Past experience, he added, suggested that when a wave of transmission affects the neighbouring countries, it would not be long before it made its way to Mozambique.
Matsinhe said that, to date, 568,719 people have been tested for the coronavirus that causes Covid-19, 618 of them in the previous 24 hours. Almost half of those tests (302) were carried out in Maputo city. There were also 81 tests in Maputo province, 58 in Gaza, 53 in Inhambane, 47 in Zambezia, 21 in Tete, 18 in Niassa, 10 in Cabo Delgado, and three in Sofala. No tests were reported from Nampula or Manica.
588 of the tests yielded negative results, and 30 people tested positive for the coronavirus. This brings the number of people diagnosed with Covid-19 in Mozambique to 71,568.

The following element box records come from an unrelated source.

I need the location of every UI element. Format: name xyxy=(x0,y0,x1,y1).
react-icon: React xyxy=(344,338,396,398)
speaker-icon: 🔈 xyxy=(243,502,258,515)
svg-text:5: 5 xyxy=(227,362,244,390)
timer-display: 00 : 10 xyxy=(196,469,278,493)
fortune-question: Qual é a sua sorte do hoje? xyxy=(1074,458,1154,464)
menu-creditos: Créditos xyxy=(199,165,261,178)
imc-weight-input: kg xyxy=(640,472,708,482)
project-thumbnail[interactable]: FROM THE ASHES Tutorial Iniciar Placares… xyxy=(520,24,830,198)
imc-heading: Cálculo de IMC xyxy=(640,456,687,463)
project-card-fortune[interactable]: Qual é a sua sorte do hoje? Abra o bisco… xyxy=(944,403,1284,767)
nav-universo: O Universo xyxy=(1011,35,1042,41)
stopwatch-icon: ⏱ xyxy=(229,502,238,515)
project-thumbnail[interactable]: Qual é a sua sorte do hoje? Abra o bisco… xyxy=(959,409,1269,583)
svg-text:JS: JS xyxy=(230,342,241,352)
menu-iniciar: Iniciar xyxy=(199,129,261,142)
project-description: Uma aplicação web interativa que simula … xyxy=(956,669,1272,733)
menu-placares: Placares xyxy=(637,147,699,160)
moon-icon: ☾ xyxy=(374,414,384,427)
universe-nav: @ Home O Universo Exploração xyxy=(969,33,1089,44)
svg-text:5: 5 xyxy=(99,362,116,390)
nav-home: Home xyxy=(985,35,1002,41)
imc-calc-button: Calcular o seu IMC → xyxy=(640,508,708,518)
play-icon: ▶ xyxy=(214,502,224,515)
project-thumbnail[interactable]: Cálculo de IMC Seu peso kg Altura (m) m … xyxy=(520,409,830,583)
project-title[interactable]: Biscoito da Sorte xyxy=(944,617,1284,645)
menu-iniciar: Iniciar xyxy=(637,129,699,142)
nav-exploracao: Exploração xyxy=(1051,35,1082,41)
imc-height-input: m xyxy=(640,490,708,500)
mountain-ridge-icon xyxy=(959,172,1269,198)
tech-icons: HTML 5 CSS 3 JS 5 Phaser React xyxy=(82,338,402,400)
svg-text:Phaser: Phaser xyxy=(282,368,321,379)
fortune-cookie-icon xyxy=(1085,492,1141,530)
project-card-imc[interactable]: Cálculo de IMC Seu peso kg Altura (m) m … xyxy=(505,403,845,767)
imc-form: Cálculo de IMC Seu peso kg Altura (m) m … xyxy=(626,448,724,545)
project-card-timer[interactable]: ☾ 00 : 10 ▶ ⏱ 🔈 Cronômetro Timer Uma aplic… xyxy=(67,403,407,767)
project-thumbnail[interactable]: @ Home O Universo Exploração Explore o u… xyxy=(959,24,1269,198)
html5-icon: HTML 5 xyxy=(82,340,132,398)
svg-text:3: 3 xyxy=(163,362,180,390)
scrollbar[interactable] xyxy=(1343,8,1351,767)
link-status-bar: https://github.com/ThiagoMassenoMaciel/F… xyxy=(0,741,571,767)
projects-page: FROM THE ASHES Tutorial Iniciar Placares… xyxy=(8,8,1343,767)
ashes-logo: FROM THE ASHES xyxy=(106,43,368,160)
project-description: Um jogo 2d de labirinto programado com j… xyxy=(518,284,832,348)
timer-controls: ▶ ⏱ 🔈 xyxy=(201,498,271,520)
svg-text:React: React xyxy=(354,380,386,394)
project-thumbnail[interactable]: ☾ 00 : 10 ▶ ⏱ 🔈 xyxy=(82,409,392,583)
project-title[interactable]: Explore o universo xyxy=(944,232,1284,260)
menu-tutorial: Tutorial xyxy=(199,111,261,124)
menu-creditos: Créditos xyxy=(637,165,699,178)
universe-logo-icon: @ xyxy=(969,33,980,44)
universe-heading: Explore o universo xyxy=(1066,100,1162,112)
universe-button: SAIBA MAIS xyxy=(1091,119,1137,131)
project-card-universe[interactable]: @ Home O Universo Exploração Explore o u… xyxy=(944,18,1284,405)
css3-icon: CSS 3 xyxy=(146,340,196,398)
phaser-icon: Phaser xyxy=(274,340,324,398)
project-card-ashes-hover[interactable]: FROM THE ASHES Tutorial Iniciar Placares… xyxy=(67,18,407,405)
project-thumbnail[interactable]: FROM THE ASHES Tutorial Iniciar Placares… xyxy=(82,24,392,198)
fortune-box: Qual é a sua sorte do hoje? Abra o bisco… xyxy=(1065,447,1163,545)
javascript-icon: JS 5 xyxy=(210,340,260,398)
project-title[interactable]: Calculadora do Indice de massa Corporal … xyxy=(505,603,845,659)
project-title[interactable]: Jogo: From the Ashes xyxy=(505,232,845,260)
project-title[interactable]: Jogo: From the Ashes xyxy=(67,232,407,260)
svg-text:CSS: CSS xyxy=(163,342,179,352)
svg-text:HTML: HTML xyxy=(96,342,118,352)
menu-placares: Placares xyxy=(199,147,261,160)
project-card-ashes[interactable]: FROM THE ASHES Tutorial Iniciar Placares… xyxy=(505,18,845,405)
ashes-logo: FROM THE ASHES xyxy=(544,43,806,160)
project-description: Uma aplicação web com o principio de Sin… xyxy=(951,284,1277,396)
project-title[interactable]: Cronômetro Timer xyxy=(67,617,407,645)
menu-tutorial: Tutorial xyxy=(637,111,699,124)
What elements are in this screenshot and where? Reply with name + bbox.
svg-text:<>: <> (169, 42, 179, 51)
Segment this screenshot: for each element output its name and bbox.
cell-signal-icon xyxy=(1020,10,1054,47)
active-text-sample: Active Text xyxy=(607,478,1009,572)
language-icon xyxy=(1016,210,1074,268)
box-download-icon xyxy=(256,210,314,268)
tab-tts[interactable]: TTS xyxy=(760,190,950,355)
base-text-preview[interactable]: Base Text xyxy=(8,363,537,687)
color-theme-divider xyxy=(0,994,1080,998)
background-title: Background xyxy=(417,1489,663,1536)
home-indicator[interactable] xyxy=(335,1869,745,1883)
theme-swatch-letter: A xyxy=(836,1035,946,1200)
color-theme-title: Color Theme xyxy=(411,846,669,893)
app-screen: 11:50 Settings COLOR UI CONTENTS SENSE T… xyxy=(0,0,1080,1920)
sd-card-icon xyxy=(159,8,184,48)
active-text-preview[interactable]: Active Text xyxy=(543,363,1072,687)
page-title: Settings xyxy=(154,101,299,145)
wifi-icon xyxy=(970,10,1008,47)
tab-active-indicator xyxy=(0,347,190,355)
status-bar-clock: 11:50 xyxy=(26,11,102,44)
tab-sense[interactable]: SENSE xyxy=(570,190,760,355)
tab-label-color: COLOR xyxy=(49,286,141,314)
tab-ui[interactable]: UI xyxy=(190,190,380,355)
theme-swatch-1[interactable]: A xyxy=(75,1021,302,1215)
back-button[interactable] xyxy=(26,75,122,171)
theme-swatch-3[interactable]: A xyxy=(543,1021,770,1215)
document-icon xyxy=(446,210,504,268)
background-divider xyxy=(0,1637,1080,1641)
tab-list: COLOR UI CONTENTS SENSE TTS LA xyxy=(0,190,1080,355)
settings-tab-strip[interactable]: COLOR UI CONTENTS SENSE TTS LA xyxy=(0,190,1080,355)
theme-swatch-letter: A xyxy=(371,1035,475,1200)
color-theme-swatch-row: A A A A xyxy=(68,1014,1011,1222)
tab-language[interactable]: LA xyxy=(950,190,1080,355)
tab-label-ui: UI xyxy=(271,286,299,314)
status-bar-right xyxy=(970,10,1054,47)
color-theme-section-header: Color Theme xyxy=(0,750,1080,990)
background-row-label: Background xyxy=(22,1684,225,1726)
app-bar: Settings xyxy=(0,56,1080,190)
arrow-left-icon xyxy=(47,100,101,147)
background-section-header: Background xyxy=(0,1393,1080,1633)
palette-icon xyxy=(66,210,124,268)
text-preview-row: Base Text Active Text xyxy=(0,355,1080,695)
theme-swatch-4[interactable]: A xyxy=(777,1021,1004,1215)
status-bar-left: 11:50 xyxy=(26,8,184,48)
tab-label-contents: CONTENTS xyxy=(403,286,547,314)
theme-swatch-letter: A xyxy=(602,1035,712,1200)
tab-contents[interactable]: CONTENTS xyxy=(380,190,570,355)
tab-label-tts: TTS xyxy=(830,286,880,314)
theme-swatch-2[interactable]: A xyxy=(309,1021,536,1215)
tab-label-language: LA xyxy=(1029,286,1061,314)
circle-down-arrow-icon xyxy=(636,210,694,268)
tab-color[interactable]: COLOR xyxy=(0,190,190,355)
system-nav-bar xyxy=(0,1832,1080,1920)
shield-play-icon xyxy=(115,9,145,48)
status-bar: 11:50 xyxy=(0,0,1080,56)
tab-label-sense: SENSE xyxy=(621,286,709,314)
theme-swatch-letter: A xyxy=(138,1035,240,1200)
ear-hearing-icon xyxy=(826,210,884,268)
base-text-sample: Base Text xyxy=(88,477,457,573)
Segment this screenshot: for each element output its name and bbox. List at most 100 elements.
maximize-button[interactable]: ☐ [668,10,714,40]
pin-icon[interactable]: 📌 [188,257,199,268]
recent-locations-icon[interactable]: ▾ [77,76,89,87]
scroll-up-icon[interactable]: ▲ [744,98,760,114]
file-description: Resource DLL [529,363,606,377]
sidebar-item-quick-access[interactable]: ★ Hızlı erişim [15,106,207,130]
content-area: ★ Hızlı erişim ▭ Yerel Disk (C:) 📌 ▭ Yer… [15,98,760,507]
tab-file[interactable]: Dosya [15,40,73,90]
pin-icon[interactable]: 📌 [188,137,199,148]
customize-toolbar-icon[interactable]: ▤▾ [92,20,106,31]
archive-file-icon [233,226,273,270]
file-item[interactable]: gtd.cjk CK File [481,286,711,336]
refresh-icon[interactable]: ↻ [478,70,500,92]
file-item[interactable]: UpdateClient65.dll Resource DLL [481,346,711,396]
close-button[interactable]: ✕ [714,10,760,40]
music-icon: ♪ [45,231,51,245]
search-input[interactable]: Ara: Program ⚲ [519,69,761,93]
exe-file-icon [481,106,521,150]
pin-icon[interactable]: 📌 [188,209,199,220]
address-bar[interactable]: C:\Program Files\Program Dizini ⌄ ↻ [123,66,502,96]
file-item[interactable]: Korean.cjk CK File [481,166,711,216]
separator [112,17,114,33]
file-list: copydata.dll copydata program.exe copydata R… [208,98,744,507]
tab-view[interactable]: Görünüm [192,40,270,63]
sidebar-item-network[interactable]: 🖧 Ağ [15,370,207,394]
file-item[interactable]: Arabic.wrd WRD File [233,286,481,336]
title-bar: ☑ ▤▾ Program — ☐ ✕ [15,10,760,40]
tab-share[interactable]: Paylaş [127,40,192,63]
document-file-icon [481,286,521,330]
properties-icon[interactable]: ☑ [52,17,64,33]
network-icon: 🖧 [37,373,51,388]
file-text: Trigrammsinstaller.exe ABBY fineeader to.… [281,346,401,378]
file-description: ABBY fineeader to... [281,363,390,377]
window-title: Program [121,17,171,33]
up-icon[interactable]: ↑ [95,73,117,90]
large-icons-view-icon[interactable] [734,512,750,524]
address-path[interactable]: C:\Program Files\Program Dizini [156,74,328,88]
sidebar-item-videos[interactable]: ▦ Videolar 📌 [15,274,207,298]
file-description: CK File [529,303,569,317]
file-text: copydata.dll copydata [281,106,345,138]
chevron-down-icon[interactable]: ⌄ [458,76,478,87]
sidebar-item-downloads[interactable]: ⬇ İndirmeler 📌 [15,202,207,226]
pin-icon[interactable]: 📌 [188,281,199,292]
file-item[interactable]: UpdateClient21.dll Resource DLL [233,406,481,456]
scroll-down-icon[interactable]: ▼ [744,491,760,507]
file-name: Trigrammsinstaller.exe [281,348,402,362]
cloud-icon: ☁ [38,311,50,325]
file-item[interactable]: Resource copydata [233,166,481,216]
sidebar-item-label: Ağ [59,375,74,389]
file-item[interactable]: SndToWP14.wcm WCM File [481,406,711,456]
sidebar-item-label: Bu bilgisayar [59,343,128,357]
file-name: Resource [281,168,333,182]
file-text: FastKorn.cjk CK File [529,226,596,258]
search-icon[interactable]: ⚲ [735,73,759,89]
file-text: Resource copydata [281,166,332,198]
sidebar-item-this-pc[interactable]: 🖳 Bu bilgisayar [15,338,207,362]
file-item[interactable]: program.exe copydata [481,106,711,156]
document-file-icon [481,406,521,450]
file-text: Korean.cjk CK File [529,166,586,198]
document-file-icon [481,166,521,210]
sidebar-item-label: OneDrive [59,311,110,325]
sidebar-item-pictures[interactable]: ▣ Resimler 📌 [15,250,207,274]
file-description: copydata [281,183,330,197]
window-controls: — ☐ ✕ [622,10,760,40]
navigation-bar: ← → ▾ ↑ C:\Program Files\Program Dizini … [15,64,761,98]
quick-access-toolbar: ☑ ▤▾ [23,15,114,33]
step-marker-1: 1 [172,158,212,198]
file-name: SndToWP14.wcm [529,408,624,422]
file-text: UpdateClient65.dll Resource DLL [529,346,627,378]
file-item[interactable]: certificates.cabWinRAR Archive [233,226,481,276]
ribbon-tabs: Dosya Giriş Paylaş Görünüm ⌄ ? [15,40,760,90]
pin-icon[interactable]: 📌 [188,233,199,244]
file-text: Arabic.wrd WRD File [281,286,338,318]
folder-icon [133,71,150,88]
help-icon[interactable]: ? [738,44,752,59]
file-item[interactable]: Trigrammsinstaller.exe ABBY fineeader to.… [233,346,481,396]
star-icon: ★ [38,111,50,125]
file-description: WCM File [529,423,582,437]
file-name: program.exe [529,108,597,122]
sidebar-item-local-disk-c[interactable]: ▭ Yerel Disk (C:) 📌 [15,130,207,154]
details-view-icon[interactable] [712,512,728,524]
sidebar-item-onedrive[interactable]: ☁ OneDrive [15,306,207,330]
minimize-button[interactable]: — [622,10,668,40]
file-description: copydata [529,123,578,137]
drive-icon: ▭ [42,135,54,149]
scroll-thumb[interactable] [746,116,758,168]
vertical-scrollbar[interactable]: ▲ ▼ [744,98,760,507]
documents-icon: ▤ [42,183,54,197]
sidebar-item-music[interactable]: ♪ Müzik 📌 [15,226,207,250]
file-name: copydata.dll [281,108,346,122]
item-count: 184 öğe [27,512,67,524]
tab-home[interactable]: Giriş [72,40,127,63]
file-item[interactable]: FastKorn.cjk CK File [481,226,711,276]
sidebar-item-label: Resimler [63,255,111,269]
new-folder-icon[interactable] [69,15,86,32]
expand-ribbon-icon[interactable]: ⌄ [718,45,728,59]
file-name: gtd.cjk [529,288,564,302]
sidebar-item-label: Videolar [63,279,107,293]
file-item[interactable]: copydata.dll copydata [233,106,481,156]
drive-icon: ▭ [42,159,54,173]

All the new cases were Mozambican citizens. 16 were women and 14 were men. Three were children under the age of 15. Eight cases were from Maputo province, seven from Tete, five from Maputo province, five from Gaza, four from Inhambane and one from Niassa. There were no positive cases from the other five provinces.
The positivity rate (the proportion of those tested found to be infected) for Monday, was 4.9 per cent – a decline from the 8.2 per cent registered on Sunday and the 7.7 per cent on Saturday.
Matsinhe reported that, in the same 24 hour period, three Covid-19 patients were discharged from hospital (two in Maputo and one in Tete), but six new cases were admitted (two in Maputo, two in Tete, one in Sofala and one in Inhambane).
The number of people under medical care in the Covid-19 treatment centres rose from 22 on Sunday to 25 on Monday. 16 of these patients (64 per cent) were in Maputo, three in Nampula, two in Matola, two in Tete, one in Sofala and one in Inhambane.
Matsinhe said that 13 of these patients were in a “moderate” clinical condition, ten are seriously ill, and two are in a critical condition. These two are in intensive care, and 16 are receiving supplementary oxygen.
Only eight people were declared fully recovered from Covid-19 on Monday (six in Sofala and two in Maputo province). This brings the total number of recoveries to 69,889, or 97.7 per cent of all those diagnosed with Covid-19 in Mozambique.
No deaths from Covid-19 were reported on Monday, and so the total Covid-19 death toll in Mozambique remains 841.
The number of active Covid-19 cases rose from 812 on Sunday to 834 on Monday. The geographical distribution of these cases was: Maputo city, 414 (49.6 per cent of the total); Tete, 164; Maputo province, 110; Inhambane, 59; Nampula, 22; Gaza, 17; Sofala, 16; Niassa. 11; Manica, nine; Cabo Delgado, seven; and Zambezia, five.